Мы полагали, что поскольку отвлеченное мышление является продуктом теоретической деятельности, которой обучают в школе, сложные формы абстракции и обобщения будут обнаружены только у тех испытуемых, которые получили какое-то формальное образование. Однако большинство наших испытуемых получили лишь начальное o6?aзование или совсем не посещали школу, и нас интересовали принципы, которыми они будут руководствоваться при группировании предметов, встречающихся им в повседневной жизни.

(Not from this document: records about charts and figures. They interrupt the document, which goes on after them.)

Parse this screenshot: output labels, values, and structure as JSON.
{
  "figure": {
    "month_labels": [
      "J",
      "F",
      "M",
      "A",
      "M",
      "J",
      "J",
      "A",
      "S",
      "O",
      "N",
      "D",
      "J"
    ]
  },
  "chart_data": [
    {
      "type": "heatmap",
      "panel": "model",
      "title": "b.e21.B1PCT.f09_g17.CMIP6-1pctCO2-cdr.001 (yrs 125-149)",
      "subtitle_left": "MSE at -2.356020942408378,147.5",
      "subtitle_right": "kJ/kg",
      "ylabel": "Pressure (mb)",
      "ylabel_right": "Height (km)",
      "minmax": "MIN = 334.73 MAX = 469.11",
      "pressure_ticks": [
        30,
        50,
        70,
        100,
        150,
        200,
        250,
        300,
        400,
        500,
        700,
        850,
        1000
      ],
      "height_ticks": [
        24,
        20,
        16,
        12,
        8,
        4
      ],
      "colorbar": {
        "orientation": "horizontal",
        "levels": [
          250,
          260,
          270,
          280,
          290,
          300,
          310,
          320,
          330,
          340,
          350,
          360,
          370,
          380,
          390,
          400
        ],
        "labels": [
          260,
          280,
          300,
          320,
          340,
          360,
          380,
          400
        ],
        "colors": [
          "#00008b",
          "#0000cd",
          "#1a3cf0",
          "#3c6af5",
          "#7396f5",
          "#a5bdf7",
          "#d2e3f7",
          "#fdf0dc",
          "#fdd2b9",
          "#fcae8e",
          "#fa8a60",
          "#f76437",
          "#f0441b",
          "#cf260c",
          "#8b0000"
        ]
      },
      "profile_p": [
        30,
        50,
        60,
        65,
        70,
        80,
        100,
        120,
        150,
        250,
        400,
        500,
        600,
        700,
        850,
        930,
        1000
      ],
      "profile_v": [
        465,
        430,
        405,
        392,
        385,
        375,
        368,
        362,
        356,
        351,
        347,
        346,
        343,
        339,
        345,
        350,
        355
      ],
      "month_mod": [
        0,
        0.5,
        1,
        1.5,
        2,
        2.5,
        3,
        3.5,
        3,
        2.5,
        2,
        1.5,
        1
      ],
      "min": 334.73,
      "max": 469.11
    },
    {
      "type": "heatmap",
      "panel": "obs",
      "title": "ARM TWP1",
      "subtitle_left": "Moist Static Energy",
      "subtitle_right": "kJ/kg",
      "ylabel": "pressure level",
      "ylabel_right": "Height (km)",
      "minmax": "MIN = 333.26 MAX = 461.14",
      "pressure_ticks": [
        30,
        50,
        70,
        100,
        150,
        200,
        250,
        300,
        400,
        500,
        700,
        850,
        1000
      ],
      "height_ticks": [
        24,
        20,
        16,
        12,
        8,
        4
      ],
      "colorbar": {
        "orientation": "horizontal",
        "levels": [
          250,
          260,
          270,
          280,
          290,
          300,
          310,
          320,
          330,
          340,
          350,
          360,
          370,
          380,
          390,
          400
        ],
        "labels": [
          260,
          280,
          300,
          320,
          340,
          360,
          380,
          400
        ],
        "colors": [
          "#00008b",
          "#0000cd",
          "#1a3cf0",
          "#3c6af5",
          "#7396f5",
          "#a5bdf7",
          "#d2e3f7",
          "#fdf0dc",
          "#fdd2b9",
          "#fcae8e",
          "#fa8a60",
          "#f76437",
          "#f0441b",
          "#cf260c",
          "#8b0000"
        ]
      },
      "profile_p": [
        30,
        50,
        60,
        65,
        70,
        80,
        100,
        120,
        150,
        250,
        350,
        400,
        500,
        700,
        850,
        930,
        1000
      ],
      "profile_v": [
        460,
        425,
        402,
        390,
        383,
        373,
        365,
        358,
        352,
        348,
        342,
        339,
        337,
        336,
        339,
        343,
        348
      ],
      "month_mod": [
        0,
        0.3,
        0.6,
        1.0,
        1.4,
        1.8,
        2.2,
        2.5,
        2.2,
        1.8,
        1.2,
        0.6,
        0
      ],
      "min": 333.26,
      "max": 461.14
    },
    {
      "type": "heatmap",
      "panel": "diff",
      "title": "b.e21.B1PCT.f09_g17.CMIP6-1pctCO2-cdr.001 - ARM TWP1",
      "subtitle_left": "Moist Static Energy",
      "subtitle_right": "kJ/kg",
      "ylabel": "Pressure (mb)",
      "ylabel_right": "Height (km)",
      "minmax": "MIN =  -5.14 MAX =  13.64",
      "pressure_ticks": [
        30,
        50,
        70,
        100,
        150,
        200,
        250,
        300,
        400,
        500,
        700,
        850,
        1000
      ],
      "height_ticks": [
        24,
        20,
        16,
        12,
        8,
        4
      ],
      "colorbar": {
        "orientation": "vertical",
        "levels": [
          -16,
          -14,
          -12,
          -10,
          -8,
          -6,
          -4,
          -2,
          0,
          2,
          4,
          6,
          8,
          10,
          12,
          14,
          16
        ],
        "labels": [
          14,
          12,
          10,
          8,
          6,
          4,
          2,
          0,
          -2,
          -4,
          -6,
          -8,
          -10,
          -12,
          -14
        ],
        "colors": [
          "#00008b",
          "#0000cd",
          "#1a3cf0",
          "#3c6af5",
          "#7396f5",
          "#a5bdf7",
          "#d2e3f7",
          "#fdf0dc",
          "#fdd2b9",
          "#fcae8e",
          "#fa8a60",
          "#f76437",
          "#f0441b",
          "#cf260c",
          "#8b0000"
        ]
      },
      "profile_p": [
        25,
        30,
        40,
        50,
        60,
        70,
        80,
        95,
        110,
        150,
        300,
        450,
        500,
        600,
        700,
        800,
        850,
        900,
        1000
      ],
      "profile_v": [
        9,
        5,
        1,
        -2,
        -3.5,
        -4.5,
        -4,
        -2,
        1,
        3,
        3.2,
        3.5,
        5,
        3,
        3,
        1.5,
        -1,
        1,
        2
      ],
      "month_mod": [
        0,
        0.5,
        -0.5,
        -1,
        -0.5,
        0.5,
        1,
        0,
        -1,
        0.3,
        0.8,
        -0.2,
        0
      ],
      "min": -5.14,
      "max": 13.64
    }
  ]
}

Почти все испытуемые внимательно выслушивали инструкции и охотно принимались за работу. Однако обычно вместо попыток подобрать «сходные предметы» они принимались отбирать предметы, «подходящие для определенной цели». Другими словами, они заменяли теоретическую задачу практической.(выделение мое. Шапиро М.А.)Эта тенденция стала очевидной с самого начала нашей экспериментальной работы, когда испытуемые начали отбирать изолированные предметы и называть их индивидуальные функции. Например, «этот предмет» был необходим, чтобы выполнить одну работу, а «тот» — для другой работы. Они не видели никакой необходимости сравнивать и группировать все предметы и разносить их по особым категориям. Позднее, в результате обсуждений и различных наводящих вопросов, многие из испытуемых преодолели эту тенденцию. Однако даже тогда они были склонны рассматривать задачу, как практическую, группируя предметы согласно их роли в определенной ситуации, вместо того чтобы совершать теоретическую операцию, располагая их по категориям согласно их общему признаку. В результате каждый испытуемый группировал предметы идиосинкразическим путем, в зависимости от той образной ситуации, которую он себе представлял. Конкретные группы, создававшиеся нашими испытуемыми на базе этого «ситуационного» мышления, были очень стабильны. Когда мы пытались предложить испытуемым другой способ классификации предметов, основанный на абстрактных принципах, они обычно отвергали его на том основании, что такой подход не отражает присущие предметам связи и что человек, занимающийся подобной группировкой, просто «глуп». Лишь в редких случаях они признавали возможность применения такого способа классификации, но тогда они действовали очень неохотно, уверенные, что подобная группировка не имеет большого значения. Имеющей важное значение была для них лишь классификация, основанная на практическом опыте.
Следующий пример иллюстрирует тип рассуждений, с которыми нам пришлось встретиться.
Рахмату, неграмотному крестьянину тридцати одного года из отдаленного района, показали рисунок молотка, пилы, полена и топора. «Какие предметы похожи? И что лишнее?» — спросили его. «Они все похожи, — сказал он. — Я думаю, что все они нужны. Смотрите, если Вам нужно разрубить что-нибудь, Вам нужен топор. Так что все они нужны».
Мы попытались объяснить задачу, говоря: «Послушай, вот трое взрослых и один ребенок. Конечно, ребенок не принадлежит к этой группе».